Tomorrow, on 2025-07-30, the temperature in San Francisco will be 26 degrees Celsius.

Use parallel tool calling

Parallel tool calls allow the model to request and execute multiple tools in a single response. Iterate over each tool call returned by the model and append a corresponding tool message with its output.

Make sure to include the correct tool_call_id for each tool message to ensure the model can match responses to the original tool calls.

For implementation details, see Send tool results back to the model.

note

Not all models support parallel tool calls. See the documentation for your model. For example, Llama-3 models don't support parallel tool calls, while Llama-4 models do.

Configure tool calling with reasoning models

When a model decides to call a tool in its response, the content field is usually empty, and tool details appear in the tool_calls field. However, reasoning models still include their thought process in the response.

Reasoning content is usually returned in the reasoning_content field. To ensure the model parses this correctly, set the appropriate reasoning_parser in your Serve config during deployment. See the vLLM docs for a list of supported reasoning parsers.

applications:
- ...
args:
llm_configs:
...
engine_kwargs:
...
reasoning_parser: <REASONING-PARSER> # See vLLM supported reasoning parsers

The response includes an empty content, the model's reasoning in reasoning_content, and the tool calls in tool_calls:

# Response from the model "What is the weather in ..."
ChatCompletionMessage(
# Empty content
content='\n\n',
...
tool_calls=[
# List of tool calls here
],
# Reasoning contained here
reasoning_content='\nOkay, the user is asking for ...'
)

If a reasoning parser isn't configured, the reasoning may fall back into the regular content field.

Configure tool calling with hybrid models

Models such as Qwen-3 are hybrid and can toggle reasoning.
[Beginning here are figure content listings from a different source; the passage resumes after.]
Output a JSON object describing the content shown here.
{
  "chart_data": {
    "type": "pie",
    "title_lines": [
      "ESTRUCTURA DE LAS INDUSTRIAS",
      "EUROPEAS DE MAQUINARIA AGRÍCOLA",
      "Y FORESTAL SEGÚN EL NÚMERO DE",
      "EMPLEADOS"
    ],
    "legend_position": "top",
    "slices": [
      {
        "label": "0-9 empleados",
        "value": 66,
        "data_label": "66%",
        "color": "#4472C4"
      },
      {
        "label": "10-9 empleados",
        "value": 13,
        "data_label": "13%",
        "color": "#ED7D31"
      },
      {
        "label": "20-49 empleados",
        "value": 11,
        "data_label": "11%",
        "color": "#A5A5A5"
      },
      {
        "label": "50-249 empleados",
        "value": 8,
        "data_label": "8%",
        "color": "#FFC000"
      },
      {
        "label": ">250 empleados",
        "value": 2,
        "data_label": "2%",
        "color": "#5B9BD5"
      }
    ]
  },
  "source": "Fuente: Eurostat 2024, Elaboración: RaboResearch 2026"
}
To control reasoning in hybrid models, see their documentation.

For example, to control reasoning in Qwen-3, you can:

  • Add "/think" or "/no_think" in the prompt
  • Or set enable_thinking in the request: extra_body={"chat_template_kwargs": {"enable_thinking": ...}}

Call a hybrid model such as Qwen-3 with tools and thinking mode enabled:

response = client.chat.completions.create(
model="my-qwen3",
messages=messages,
tools=tools,
tool_choice= tool_choice,
extra_body={"chat_template_kwargs": {"enable_thinking": True}} # <-- specific to Qwen-3
)

In thinking mode, follow the same recommendations outlined in Configure tool calling with reasoning models.

Apply best practices

Follow these suggestions for more reliable and predictable behavior when using tool calling:

Validate tool inputs

Validate and sanitize tool arguments before execution. Models can occasionally produce missing or invalid fields. Use frameworks such as Pydantic for reliable validation.

Control tool choice

Use "tool_choice": "auto" to let the model decide when to call a tool, or specify a particular tool by name if you want to force a specific tool.

Use descriptive tool names

Use clear and specific names, descriptions, and arguments to help the model understand their purpose and improve tool selection accuracy.

Set a low temperature

Set a lower temperature to reduce randomness and ensure the model consistently outputs valid tool calls when appropriate.

Choose a model optimized for tool calling

Some models, especially reasoning models, are better at deciding when and how to call tools. Check the documentation of your model family to see if a specialized or fine-tuned version exists.

Summary

In this guide, you learned how to enable tool calling with Ray Serve LLM, define tools, handle model responses, and work with reasoning and hybrid models. You also learned best practices to improve your tool calling workflow.